Sometimes inspiration slips in where you don't expect it, and sometimes you can find faith from circumstances most mundane. That's the best way I can describe why I enjoy going to small local party club meetings in Maryland, because suffering through the uncomfortable chairs, the boring minutia and the oddball characters often banishes my cynicism.
Last night, the first meeting of the Northwest Baltimore County Democratic Club was short, uninspired, and anti-climactic. But that didn't matter. It was a sunny little reflection of the idea that by and large, people go into politics to make positive change.
Our 11th district delegation came to speak about their policy initiatives now that our state legislature is in session.
As you know, Governor O'Malley's been getting a lot of bad press these days. Some of it deserved. Some of it not.
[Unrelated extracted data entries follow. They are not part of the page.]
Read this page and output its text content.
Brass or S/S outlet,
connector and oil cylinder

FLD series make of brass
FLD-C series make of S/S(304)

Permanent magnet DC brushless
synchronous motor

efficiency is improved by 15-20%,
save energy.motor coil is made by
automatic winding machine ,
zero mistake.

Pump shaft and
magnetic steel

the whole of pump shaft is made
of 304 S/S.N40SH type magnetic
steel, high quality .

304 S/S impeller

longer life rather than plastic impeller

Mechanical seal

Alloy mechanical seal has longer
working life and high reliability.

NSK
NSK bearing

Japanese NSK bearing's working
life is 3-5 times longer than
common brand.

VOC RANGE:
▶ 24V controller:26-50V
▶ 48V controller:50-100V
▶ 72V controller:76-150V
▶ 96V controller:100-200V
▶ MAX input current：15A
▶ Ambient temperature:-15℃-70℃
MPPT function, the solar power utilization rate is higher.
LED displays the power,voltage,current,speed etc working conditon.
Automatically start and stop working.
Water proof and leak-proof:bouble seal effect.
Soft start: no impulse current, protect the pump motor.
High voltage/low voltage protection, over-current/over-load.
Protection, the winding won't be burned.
But the overall astonishment with which all three of our delegates and our state senator reported on the Governor's aggressiveness on environmental issues put some things back in perspective.
Dana Stein, Dan Morhaim, John Cardin and Bobby Zirkin are as green as you get when it comes to legislators--all three of them spoke about bills that they had been fighting for, and intending to pass, which had been adopted in whole by the O'Malley administration before they even got a chance to break a sweat.
And speaking of breaking a sweat, there's Bobby Zirkin. For those of you who have been puzzled by the improbable rise to political power of this small-statured young man, last night's performance would have explained everything.
State Senator Zirkin is a new father. His infant daughter was sick with a flu, which she gave to her parents, which prevented Bobby Zirkin from making it to Annapolis. But he quite obviously dragged himself out of bed to talk to his constituents on a January night when he didn't have to. He said he was sick as a dog, and he looked like it too, but he muscled through what ailed him to give a comprehensive speech on his work on juvenile justice, and what he wanted us to help him accomplish in the state legislature this year.
He showed such passion for the things that he believed in, that even when I disagreed with him (as I do on his plan to expand information collecting on sex offenders who have served their time), I felt that he showed a real command of the issues.
All we hear from the media is how bad politicians are, and how venal and corrupt the entire system is. It's enough to make a lot of people not want to participate. But when you go to one of Maryland's little town hall type meetings like this one, and you get to hear from the people who represent you in a real way, it can infuse you with a little hope.